Assuming all the above reasons are correct, one class of people that does not come (or at least should not) come under their purview is the modern generation – that is US – the young and educated lot that has the power of information. Brought up in a process of reasoning (or at least presumably so) and having exposure to various forms of media volleying ideas of liberal ideas of democracy, equality, freedom and justice upon us, we can definitely not be the ones making arguments of either a colonial relic or caste distinctions as being our shaping influences. Even if they were, the power reasoning and the element of rationality that we are supposed to develop as a part of our ‘modern’ education should supposedly help us analyse that irrespective of caste, economic status or any other division, the chalta hai attitude is a chronic problem of Indian public life, which affects us all.

With this, the obvious question that crops up is how do we deal with this unceasing menace? The solution can possibly be two-fold. First, at an individual level we need to realize that it is chalta hai because we let it be so! The nature of this problem and its various manifestations in public life is such that it thrives because we become a part of it and let it flourish through us. Therefore if, as a matter of conscious discipline and at the cost of possible inconvenience, we begin to question such situations and refuse to give in then probably the first steps in checking it have already been taken. The starting from ourselves we could possibly take it to our micro level organizations, which we are a part of, such as our RWA’s, clubs, societies and Unions and let it transform into the power of a collective attitude.

Secondly, it needs to become a part of our policy and process in conduct of public affairs. The standard of accountability should not only be having the work completed. Rather, it should be having the work completed within the stipulated time (if not the shortest time), delivering the best quality and with the most efficient utilization of the available resources. This system can be stimulated with a reward and punishment approach. Offering incentives to those who match these brand new parameters of good performance and ensuring consequences from holiday cuts to pay cuts for those ‘just let it be’ will probably be a good measure of enforcing accountability. These are just few of the possible approaches that we can take to deal with our ‘chalta-hai’ attitude.
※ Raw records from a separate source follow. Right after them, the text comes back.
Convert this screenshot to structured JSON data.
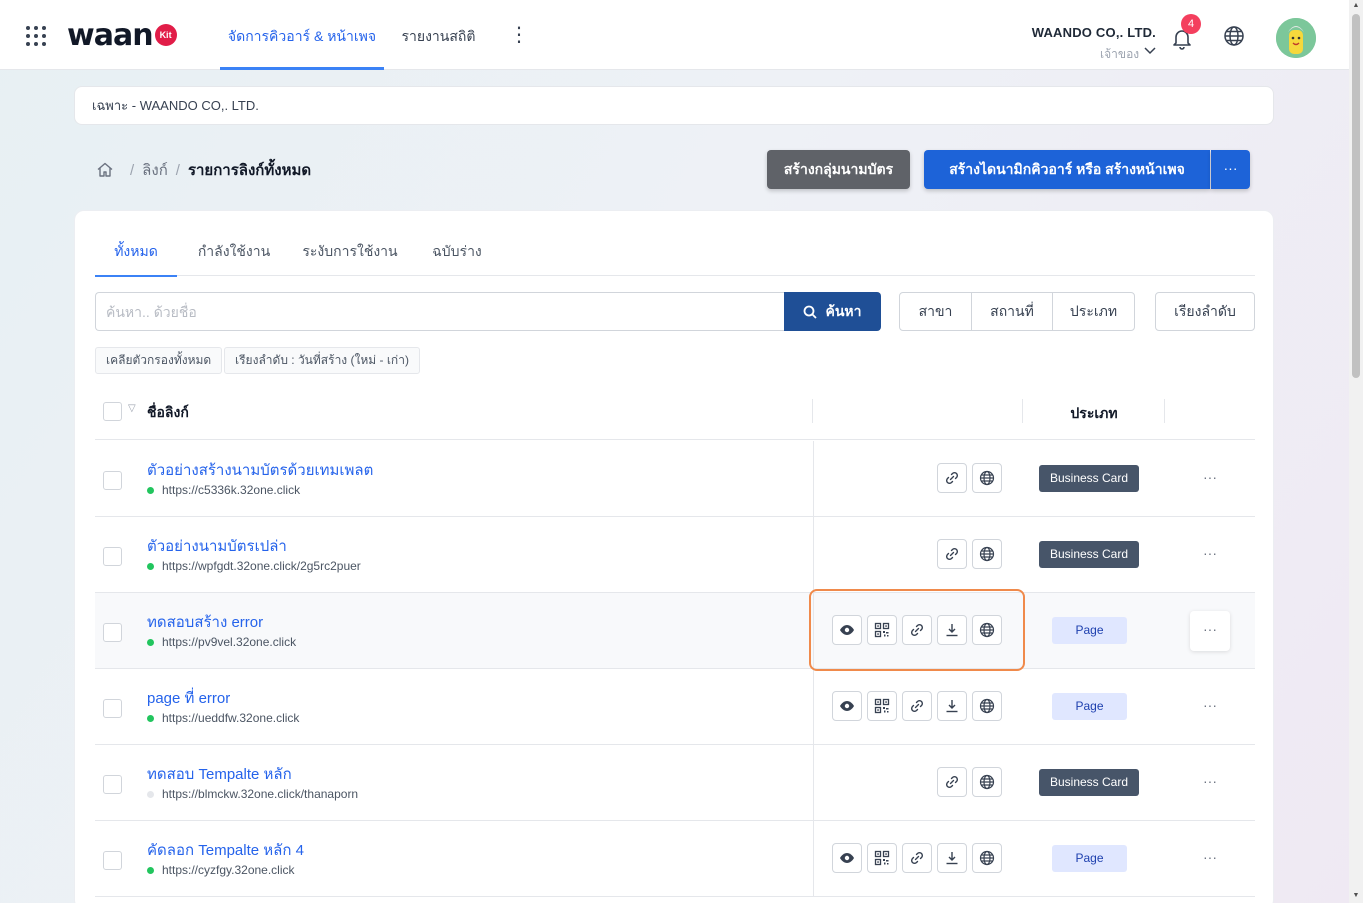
{
  "app": {
    "logo_text": "waan",
    "logo_badge": "Kit"
  },
  "nav": {
    "tabs": [
      {
        "label": "จัดการคิวอาร์ & หน้าเพจ",
        "active": true
      },
      {
        "label": "รายงานสถิติ",
        "active": false
      }
    ],
    "more_icon": "vertical-dots-icon"
  },
  "header": {
    "company_name": "WAANDO CO,. LTD.",
    "company_role": "เจ้าของ",
    "notification_count": "4"
  },
  "scope": {
    "text": "เฉพาะ - WAANDO CO,. LTD."
  },
  "breadcrumb": {
    "items": [
      "ลิงก์"
    ],
    "current": "รายการลิงก์ทั้งหมด"
  },
  "actions": {
    "group_card_label": "สร้างกลุ่มนามบัตร",
    "create_label": "สร้างไดนามิกคิวอาร์ หรือ สร้างหน้าเพจ",
    "more_label": "···"
  },
  "tabs": [
    {
      "label": "ทั้งหมด",
      "active": true
    },
    {
      "label": "กำลังใช้งาน",
      "active": false
    },
    {
      "label": "ระงับการใช้งาน",
      "active": false
    },
    {
      "label": "ฉบับร่าง",
      "active": false
    }
  ],
  "search": {
    "placeholder": "ค้นหา.. ด้วยชื่อ",
    "button_label": "ค้นหา"
  },
  "filters": [
    "สาขา",
    "สถานที่",
    "ประเภท"
  ],
  "sort_label": "เรียงลำดับ",
  "chips": [
    "เคลียตัวกรองทั้งหมด",
    "เรียงลำดับ : วันที่สร้าง (ใหม่ - เก่า)"
  ],
  "table": {
    "columns": {
      "name": "ชื่อลิงก์",
      "type": "ประเภท"
    },
    "rows": [
      {
        "title": "ตัวอย่างสร้างนามบัตรด้วยเทมเพลต",
        "url": "https://c5336k.32one.click",
        "active": true,
        "type": "Business Card",
        "actions": [
          "link-icon",
          "globe-icon"
        ]
      },
      {
        "title": "ตัวอย่างนามบัตรเปล่า",
        "url": "https://wpfgdt.32one.click/2g5rc2puer",
        "active": true,
        "type": "Business Card",
        "actions": [
          "link-icon",
          "globe-icon"
        ]
      },
      {
        "title": "ทดสอบสร้าง error",
        "url": "https://pv9vel.32one.click",
        "active": true,
        "type": "Page",
        "actions": [
          "eye-icon",
          "qr-code-icon",
          "link-icon",
          "download-icon",
          "globe-icon"
        ]
      },
      {
        "title": "page ที่ error",
        "url": "https://ueddfw.32one.click",
        "active": true,
        "type": "Page",
        "actions": [
          "eye-icon",
          "qr-code-icon",
          "link-icon",
          "download-icon",
          "globe-icon"
        ]
      },
      {
        "title": "ทดสอบ Tempalte หลัก",
        "url": "https://blmckw.32one.click/thanaporn",
        "active": false,
        "type": "Business Card",
        "actions": [
          "link-icon",
          "globe-icon"
        ]
      },
      {
        "title": "คัดลอก Tempalte หลัก 4",
        "url": "https://cyzfgy.32one.click",
        "active": true,
        "type": "Page",
        "actions": [
          "eye-icon",
          "qr-code-icon",
          "link-icon",
          "download-icon",
          "globe-icon"
        ]
      }
    ],
    "row_more_label": "···"
  },
  "colors": {
    "primary": "#1d63d8",
    "search_button": "#1f4f96",
    "link_text": "#2563eb",
    "business_card_badge": "#475569",
    "page_badge": "#e0e7ff",
    "highlight_outline": "#f08a4b",
    "notification_badge": "#f43f5e",
    "active_dot": "#22c55e"
  }
}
But more importantly, the idea of this piece is to get us to think- that there is a looming problem, and if we do not take the responsibility of dealing with it in time, it may just be the start of multi-faced crisis for us as a nation.

Deeksha Sharma is a DPhil student in law at the University of Oxford and blogs at The Silent Noise.

One Comment on "Chalta hai? Kyun chalta hai bhai?"

  1. Siddhartha May 6, 2011 at 6:40 pm ·

    Most of the communities in India (such as Bengali), are succumbed in ‘Culture of Poverty'(a theory introduced by an American anthropologist Oscar Lewis), irrespective of class or economic strata, lives in pavement or apartment. Nobody is at all ashamed of the deep-rooted corruption, decaying general quality of life, worst Politico-administrative system, weak mother language, continuous absorption of common space (mental as well as physical, both). We are becoming fathers & mothers only by self-procreation, mindlessly & blindfold. Simply depriving their(the children) fundamental rights of a decent, caring society, fearless & dignified living. Do not ever look for any other positive alternative behaviour (values) to perform human way of parenthood, i.e. deliberately co-parenting of those children those are born out of ignorance, real poverty. All of us are being driven only by the very animal instinct. If the Bengali people ever be able to bring that genuine freedom (from vicious cycle of ‘poverty’) in their own life/attitude, involve themselves in ‘Production of Space’(Henri Lefebvre), at least initiate a movement by heart, decent & dedicated Politics will definitely come up.
    – Siddhartha Bandyopadhyay, 16/4, Girish Banerjee Lane, Howrah-711101, India.